Sunday at the Chicago Jazz Festival

by Kevin Lynch

copyright © 2003 Kevin Lynch

Chicago: Surprisingly, the Chicago Jazz Festival was not the biggest music event on Lake Michigan shores on Labor Day weekend. That honor went to the Harley-Davidson party in Milwaukee, which featured several rock and country acts - and the late Princess Di's fave Elton John, who had many of 150,000 bikers howling in protest and gunning their hogs outta town early.

The Chicago Jazz Festival rarely makes such faux pas and this year's festival was no exception. For example, Madisonian Roscoe Mitchell (a Chicago transplant) was honored as the festival's artist-in-residence and gave several performances, including leading a big band.

My drive down to Chicago (accompanied by literally hundreds of bikers) got me there in time for light rain to hit the festival, so the Sunday evening crowd was shrunken and prune-withered.

Backed-up tollbooth traffic forced me to miss much of singer Karrin Allyson's performance, which was more buoyant than her recent recordings would lead you to expect. But I was glad I made it down as soon as the Chano Dominguez Quintet came on. Dominguez, from Cadiz, Spain, grabbed the audience immediately with his nuevo flamenco jazz. He's a forceful, rhythmically deft pianist with an unusual rhythm section -- bass, drums and two clappers. That is, two performers sat across stage from the pianist and added rhythmic accenting with microphoned hand clapping. One of them was also a vocalist who emitted mournful, microtonal incantations that evoked gypsies wandering the windswept terrains of Andalusia.

The other clapper, "Kejio" Cordoba, was also a sharp flamenco dancer who jumped up to strut like a Senor Bojangles during a portion of almost every tune. The dance was a hit -- and a rarity at this jazz fest. Using dancers should be a natural for certain festival events, even if many people don't associate serious jazz with dance anymore. Of course, the explosion of Afro-Cuban jazz is changing that.

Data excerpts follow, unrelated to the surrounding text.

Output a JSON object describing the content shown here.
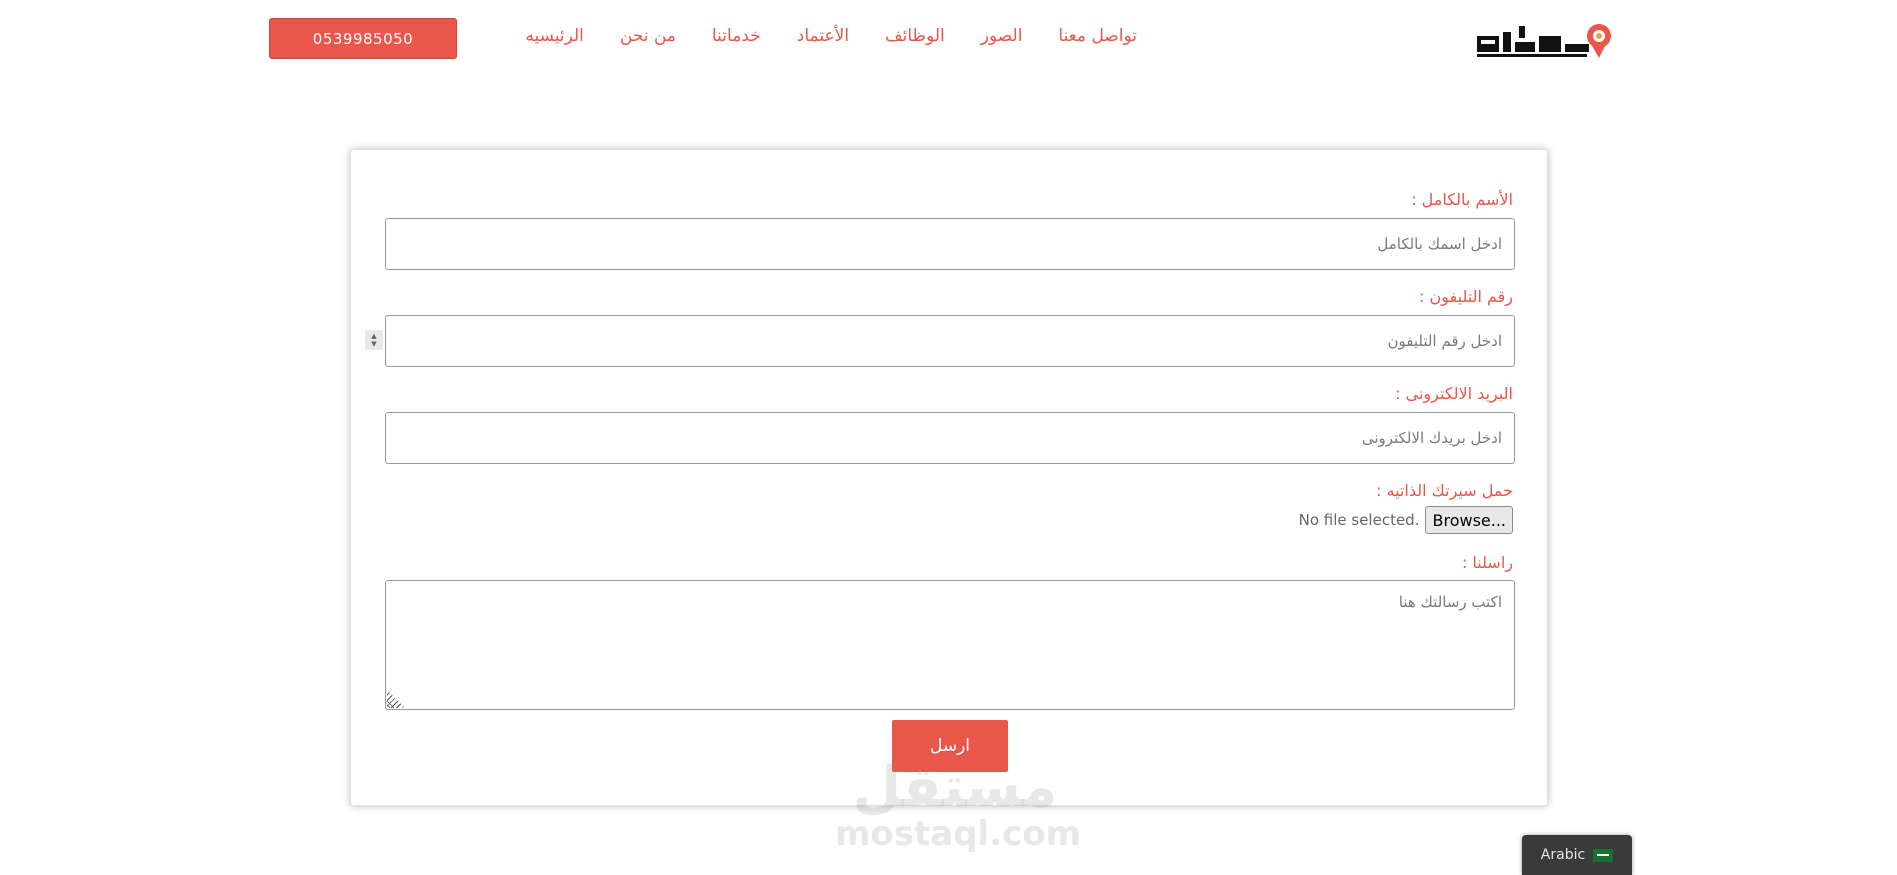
{
  "header": {
    "phone": "0539985050",
    "nav": [
      "الرئيسيه",
      "من نحن",
      "خدماتنا",
      "الأعتماد",
      "الوظائف",
      "الصور",
      "تواصل معنا"
    ]
  },
  "form": {
    "name_label": "الأسم بالكامل :",
    "name_placeholder": "ادخل اسمك بالكامل",
    "phone_label": "رقم التليفون :",
    "phone_placeholder": "ادخل رقم التليفون",
    "email_label": "البريد الالكترونى :",
    "email_placeholder": "ادخل بريدك الالكترونى",
    "cv_label": "حمل سيرتك الذاتيه :",
    "browse_label": "Browse...",
    "file_status": "No file selected.",
    "message_label": "راسلنا :",
    "message_placeholder": "اكتب رسالتك هنا",
    "submit_label": "ارسل"
  },
  "watermark": {
    "arabic": "مستقل",
    "latin": "mostaql.com"
  },
  "language": {
    "label": "Arabic"
  },
  "colors": {
    "accent": "#e8574a",
    "lang_bg": "#3a3a3a"
  }
}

The evening's headliner was the McCoy Tyner Big Band. It was great for the Midwest to see perhaps the most esteemed and influential living jazz pianist in a setting to expand on his musical ideas. Those still tend toward surging waves of melody which this big group elevated to stunning crests. The line-up included the powerhouse tenor player Billy Harper, trumpeter Eddie Henderson, saxoponist Joe Ford, the dazzling conga player Richie Flores and an undentified trumpeter (anyone?) who's working on Dizzy-style balloon cheeks.

As for Tyner, he was his usual soft-spoken, gracious self, and magisterial at the piano. However, I wondered. Is father time is catching up with the 64-year-old Tyner? Either he's lost some of his virtuoso fire or he didn't want to upstage his band. The set climaxed with his big hit "Fly With the Wind," when fireworks exploded over the mighty Chicago skyline, a tradition for the end of the festival. Tyner returned for an encore, his classic "Blues on the Corner," and the tune's gutsy, asymmetric swing nailed the heart of great jazz. The crowd loved it. Then they filed out, soggy but satisfied.